UK stocks closed lower on Tuesday as global markets were rattled by increasing regulatory interference from the Chinese authorities.
Better than expected consumer confidence data in the US wasn’t enough to prevent stocks retreating across the board with the Nasdaq 100 falling close to 2% in early trading ahead of earnings updates from big tech heavyweights Microsoft and Alphabet after the close.
At the UK market close the FTSE index of leading shares was down 0.4% to 6,996.
Scottish Mortgage Trust (SMT), one of Britain’s biggest investors in innovative giants such as Tencent and Alibaba, was caught in the fall-out from Beijing’s assault as its shares fell 3.3% to £12.91.

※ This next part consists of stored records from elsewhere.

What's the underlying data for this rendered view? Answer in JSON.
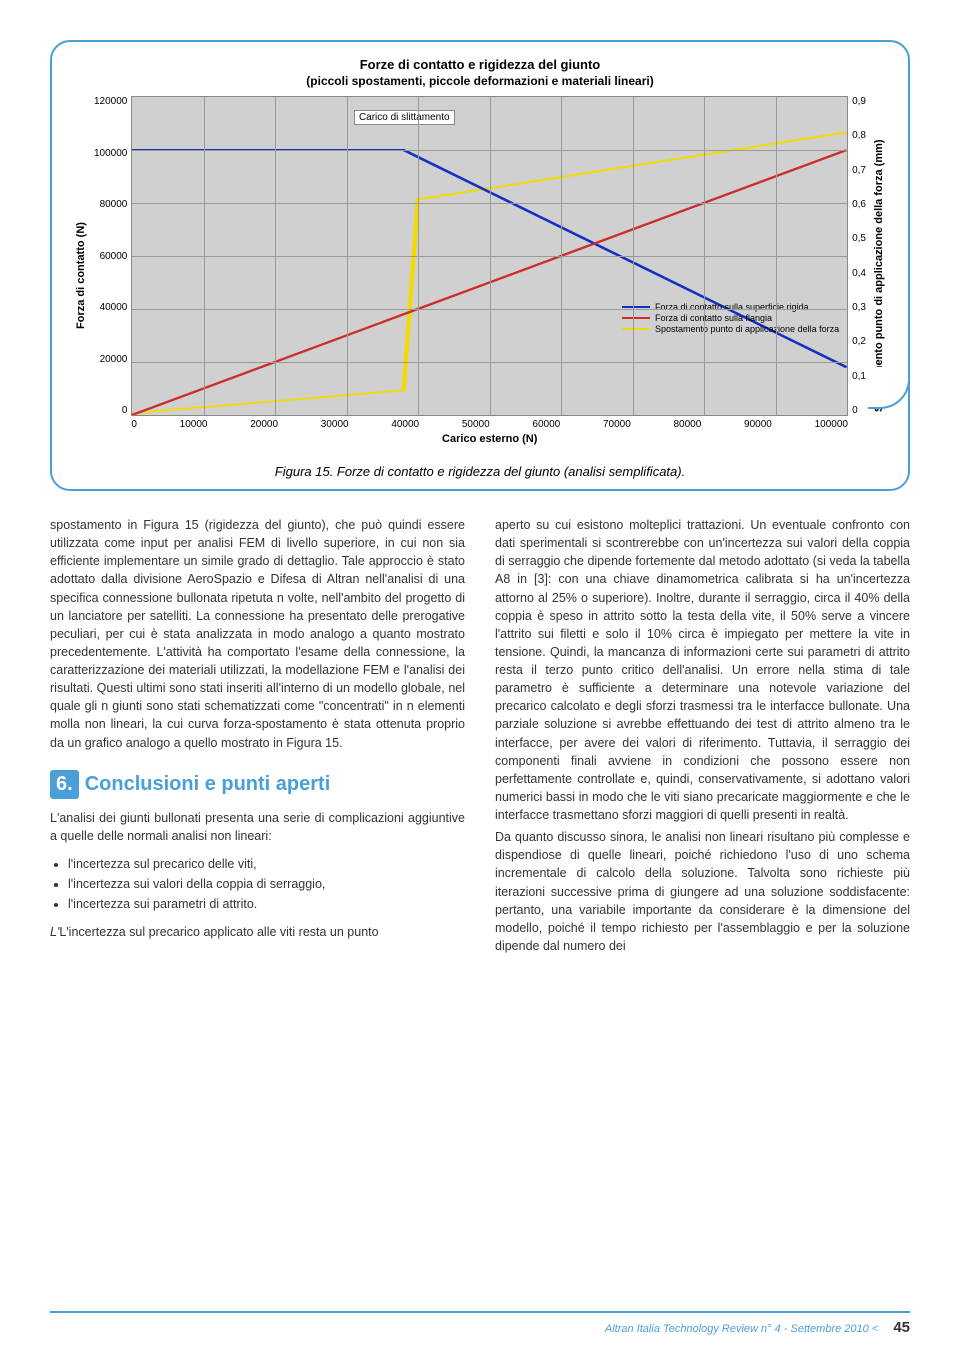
{
  "chart": {
    "title": "Forze di contatto e rigidezza del giunto",
    "subtitle": "(piccoli spostamenti, piccole deformazioni e materiali lineari)",
    "caption": "Figura 15. Forze di contatto e rigidezza del giunto (analisi semplificata).",
    "xlabel": "Carico esterno (N)",
    "ylabel": "Forza di contatto (N)",
    "y2label": "Spostamento punto di applicazione della forza (mm)",
    "xticks": [
      "0",
      "10000",
      "20000",
      "30000",
      "40000",
      "50000",
      "60000",
      "70000",
      "80000",
      "90000",
      "100000"
    ],
    "yticks": [
      "120000",
      "100000",
      "80000",
      "60000",
      "40000",
      "20000",
      "0"
    ],
    "y2ticks": [
      "0,9",
      "0,8",
      "0,7",
      "0,6",
      "0,5",
      "0,4",
      "0,3",
      "0,2",
      "0,1",
      "0"
    ],
    "xlim": [
      0,
      100000
    ],
    "ylim": [
      0,
      120000
    ],
    "y2lim": [
      0,
      0.9
    ],
    "slip_label": "Carico di slittamento",
    "slip_x": 38000,
    "legend": {
      "blue": "Forza di contatto sulla superficie rigida",
      "red": "Forza di contatto sulla flangia",
      "yellow": "Spostamento punto di applicazione della forza"
    },
    "colors": {
      "blue": "#1330c2",
      "red": "#cc2c2c",
      "yellow": "#f2db00",
      "grid": "#999999",
      "plot_bg": "#d0d0d0",
      "frame": "#4a9fd8"
    },
    "series_blue": [
      [
        0,
        100000
      ],
      [
        38000,
        100000
      ],
      [
        100000,
        18000
      ]
    ],
    "series_red": [
      [
        0,
        0
      ],
      [
        100000,
        100000
      ]
    ],
    "series_yellow_y2": [
      [
        0,
        0.005
      ],
      [
        38000,
        0.07
      ],
      [
        40000,
        0.61
      ],
      [
        100000,
        0.8
      ]
    ]
  },
  "body": {
    "p1": "spostamento in Figura 15 (rigidezza del giunto), che può quindi essere utilizzata come input per analisi FEM di livello superiore, in cui non sia efficiente implementare un simile grado di dettaglio. Tale approccio è stato adottato dalla divisione AeroSpazio e Difesa di Altran nell'analisi di una specifica connessione bullonata ripetuta n volte, nell'ambito del progetto di un lanciatore per satelliti. La connessione ha presentato delle prerogative peculiari, per cui è stata analizzata in modo analogo a quanto mostrato precedentemente. L'attività ha comportato l'esame della connessione, la caratterizzazione dei materiali utilizzati, la modellazione FEM e l'analisi dei risultati. Questi ultimi sono stati inseriti all'interno di un modello globale, nel quale gli n giunti sono stati schematizzati come \"concentrati\" in n elementi molla non lineari, la cui curva forza-spostamento è stata ottenuta proprio da un grafico analogo a quello mostrato in Figura 15.",
    "section_num": "6.",
    "section_title": "Conclusioni e punti aperti",
    "p2": "L'analisi dei giunti bullonati presenta una serie di complicazioni aggiuntive a quelle delle normali analisi non lineari:",
    "bullets": [
      "l'incertezza sul precarico delle viti,",
      "l'incertezza sui valori della coppia di serraggio,",
      "l'incertezza sui parametri di attrito."
    ],
    "p3": "L'incertezza sul precarico applicato alle viti resta un punto",
    "p_right": "aperto su cui esistono molteplici trattazioni. Un eventuale confronto con dati sperimentali si scontrerebbe con un'incertezza sui valori della coppia di serraggio che dipende fortemente dal metodo adottato (si veda la tabella A8 in [3]: con una chiave dinamometrica calibrata si ha un'incertezza attorno al 25% o superiore). Inoltre, durante il serraggio, circa il 40% della coppia è speso in attrito sotto la testa della vite, il 50% serve a vincere l'attrito sui filetti e solo il 10% circa è impiegato per mettere la vite in tensione. Quindi, la mancanza di informazioni certe sui parametri di attrito resta il terzo punto critico dell'analisi. Un errore nella stima di tale parametro è sufficiente a determinare una notevole variazione del precarico calcolato e degli sforzi trasmessi tra le interfacce bullonate. Una parziale soluzione si avrebbe effettuando dei test di attrito almeno tra le interfacce, per avere dei valori di riferimento. Tuttavia, il serraggio dei componenti finali avviene in condizioni che possono essere non perfettamente controllate e, quindi, conservativamente, si adottano valori numerici bassi in modo che le viti siano precaricate maggiormente e che le interfacce trasmettano sforzi maggiori di quelli presenti in realtà.",
    "p_right2": "Da quanto discusso sinora, le analisi non lineari risultano più complesse e dispendiose di quelle lineari, poiché richiedono l'uso di uno schema incrementale di calcolo della soluzione. Talvolta sono richieste più iterazioni successive prima di giungere ad una soluzione soddisfacente: pertanto, una variabile importante da considerare è la dimensione del modello, poiché il tempo richiesto per l'assemblaggio e per la soluzione dipende dal numero dei"
  },
  "footer": {
    "text": "Altran Italia Technology Review n° 4 - Settembre 2010 <",
    "page": "45"
  }
}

There were odd bright spots, notably specialty chemicals group Croda (CRDA), which saw its shares rally 5.6% to £82.66 after it said full year profits were now expected to be significantly ahead of expectations. This follows a 39% rise in half year revenues and a 42% increase in operating profits, with business boosted by its contract to supply vaccine maker Pfizer.
Reckitt Benckiser (RKT), which sells Nurofen painkiller and Dettol cleaner, tumbled 7.6% to £56.52, having swung to a £1.94 billion first-half loss on lower revenue and a write-down on Chinese infant formula assets.
The company stoked fears of rising supply constraints in the economy by warning that its margins would fall for the full year. It held its interim dividend steady at 73p per share.
Online greeting cards and gifts group Moonpig (MOON) slumped 9.3% to 385p, despite posting a 3.4% rise in pre-tax annual profit.
Moonpig’s underlying profit jumped 41% after its revenue more than doubled, though it forecast revenue to fall substantially this year as conditions normalise following the end of lockdowns.
Banking group Virgin Money (VMED) added 2% to 197.7p after it upgraded annual margin guidance after boosting mortgage lending volumes in its third quarter.
Virgin Money forecast its net interest margin for the full year to be modestly ahead of 160 basis points, having risen to 168 basis points in the third quarter.
Convenience foods manufacturer Greencore (GNC) gained 3.3% to 133.2p after upgrading its annual revenue forecast following a strong third quarter.
Greencore now expects to generate a fiscal 2021 adjusted operating profit outturn of between £36 million and £40 million, versus previous guidance of £32.5 million.
ELSEWHERE ON THE MARKET
Bus and train company FirstGroup (FGP) dipped 0.2% to 84.3p despite swinging to a £115.8 million annual profit, after cost cuts and government subsidies helped buffer it from a pandemic-led slump in demand.
Looking ahead, FirstGroup said it expected volumes to recover to between 80% and 90% of pre-pandemic levels during the first year after social distancing restrictions on public transport end.
Gambling technology group Playtech (PTEC) slipped 0.9% to 377.2p on announcing that it performed in line with expectations in the first half, as online strength offset weakness at its Italian retail business.
Daily Mirror publisher Reach (RCH) jumped 6.7% to 334p, despite posting a loss owing to a large tax bill, after it saw its first-half revenue rise 4%. Reach also reinstated its interim dividend at 2.75p per share.
Door and window components supplier Tyman (TYMN) shed 1% to 445.5p even as it reinstated its interim dividend after its first-half profit more than doubled on a rebound in sales.